Межевой подошел к столу и стал осторожно выгружать яйца из мешка.
– Александр Васильевич, можно вас на минутку, – Боровская показала глазами на дверь.
– Да, конечно, – профессор закрыл тетрадь, убрал ее в тумбочку и последовал за ней.
Боровская поджидала его на улице.
– Ну, что я могу сказать, – начала она, – девушка здорова, нервы немного не в порядке, но это объяснимо.
– А, э-э, как обстоит дело с…, м-м, – замялся профессор.
– Вы о чем? А-а, – Боровская немного улыбнулась, – да, она девственница. Сейчас она отдыхает – Серафима Григорьевна напоила ее своим отваром, а завтра, думаю, вы сможете с ней поговорить.
Оглядевшись, Барченко взял ее под руку и отвел от барака.
– Как по-вашему, она проявляет интерес к Назарову?
– Определенно проявляет. Так, что ваша задача облегчается.

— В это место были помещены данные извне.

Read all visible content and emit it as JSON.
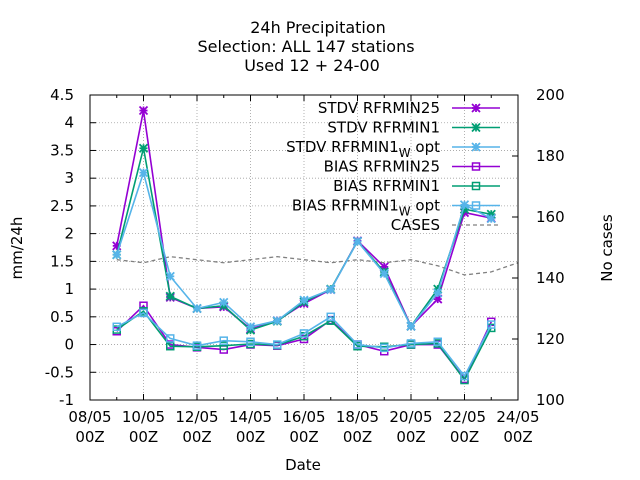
{
  "chart_data": {
    "type": "line",
    "title_lines": [
      "24h Precipitation",
      "Selection: ALL     147 stations",
      "Used  12 + 24-00"
    ],
    "xlabel": "Date",
    "ylabel": "mm/24h",
    "y2label": "No cases",
    "xlim": [
      "08/05 00Z",
      "24/05 00Z"
    ],
    "ylim": [
      -1,
      4.5
    ],
    "y2lim": [
      100,
      200
    ],
    "grid": true,
    "legend_position": "top-right",
    "x_ticks": [
      {
        "top": "08/05",
        "bottom": "00Z"
      },
      {
        "top": "10/05",
        "bottom": "00Z"
      },
      {
        "top": "12/05",
        "bottom": "00Z"
      },
      {
        "top": "14/05",
        "bottom": "00Z"
      },
      {
        "top": "16/05",
        "bottom": "00Z"
      },
      {
        "top": "18/05",
        "bottom": "00Z"
      },
      {
        "top": "20/05",
        "bottom": "00Z"
      },
      {
        "top": "22/05",
        "bottom": "00Z"
      },
      {
        "top": "24/05",
        "bottom": "00Z"
      }
    ],
    "y_ticks": [
      "-1",
      "-0.5",
      "0",
      "0.5",
      "1",
      "1.5",
      "2",
      "2.5",
      "3",
      "3.5",
      "4",
      "4.5"
    ],
    "y2_ticks": [
      "100",
      "120",
      "140",
      "160",
      "180",
      "200"
    ],
    "x_days": [
      9,
      10,
      11,
      12,
      13,
      14,
      15,
      16,
      17,
      18,
      19,
      20,
      21,
      22,
      23
    ],
    "series": [
      {
        "name": "STDV RFRMIN25",
        "color": "#9400d3",
        "marker": "x-star",
        "values": [
          1.78,
          4.22,
          0.85,
          0.65,
          0.68,
          0.28,
          0.43,
          0.74,
          0.99,
          1.87,
          1.4,
          0.33,
          0.82,
          2.38,
          2.28
        ]
      },
      {
        "name": "STDV RFRMIN1",
        "color": "#009e73",
        "marker": "x-star",
        "values": [
          1.62,
          3.54,
          0.87,
          0.65,
          0.7,
          0.26,
          0.42,
          0.77,
          1.0,
          1.86,
          1.31,
          0.33,
          1.0,
          2.44,
          2.35
        ]
      },
      {
        "name": "STDV RFRMIN1 W opt",
        "color": "#56b4e9",
        "marker": "x-star",
        "values": [
          1.62,
          3.1,
          1.23,
          0.65,
          0.76,
          0.32,
          0.43,
          0.8,
          0.99,
          1.86,
          1.28,
          0.33,
          0.93,
          2.52,
          2.27
        ]
      },
      {
        "name": "BIAS RFRMIN25",
        "color": "#9400d3",
        "marker": "square",
        "values": [
          0.24,
          0.7,
          0.0,
          -0.05,
          -0.09,
          0.0,
          -0.02,
          0.1,
          0.44,
          0.0,
          -0.12,
          0.0,
          0.0,
          -0.62,
          0.41
        ]
      },
      {
        "name": "BIAS RFRMIN1",
        "color": "#009e73",
        "marker": "square",
        "values": [
          0.27,
          0.6,
          -0.03,
          -0.04,
          -0.02,
          0.01,
          -0.01,
          0.15,
          0.43,
          -0.03,
          -0.04,
          0.0,
          0.02,
          -0.64,
          0.3
        ]
      },
      {
        "name": "BIAS RFRMIN1 W opt",
        "color": "#56b4e9",
        "marker": "square",
        "values": [
          0.32,
          0.57,
          0.11,
          -0.02,
          0.07,
          0.05,
          0.0,
          0.2,
          0.5,
          0.0,
          -0.06,
          0.02,
          0.05,
          -0.57,
          0.36
        ]
      }
    ],
    "cases": {
      "name": "CASES",
      "color": "#808080",
      "axis": "y2",
      "x_days": [
        9,
        10,
        11,
        12,
        13,
        14,
        15,
        16,
        17,
        18,
        19,
        20,
        21,
        22,
        23,
        24
      ],
      "values": [
        146,
        145,
        147,
        146,
        145,
        146,
        147,
        146,
        145,
        146,
        145,
        146,
        144,
        141,
        142,
        145
      ]
    }
  }
}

– Да-да, – рассеянно подтвердил профессор, – только бы он не затягивал с э-э…, черт, как вам просто – вы, как врач, можете называть вещи своими именами.
– Вы имеете в виду половой акт?
– Да, – с раздражением сказал Барченко, – именно его я и имею в виду, черт возьми. Ох, простите, нервы сдают. Времени осталось совсем немного, а тут еще кое-какие проблемы возникли. Как вы полагаете, не стоит ли нам поспособствовать, так сказать? Создать условия для …э-э, уединения, может, Серафима Григорьевна использует травы.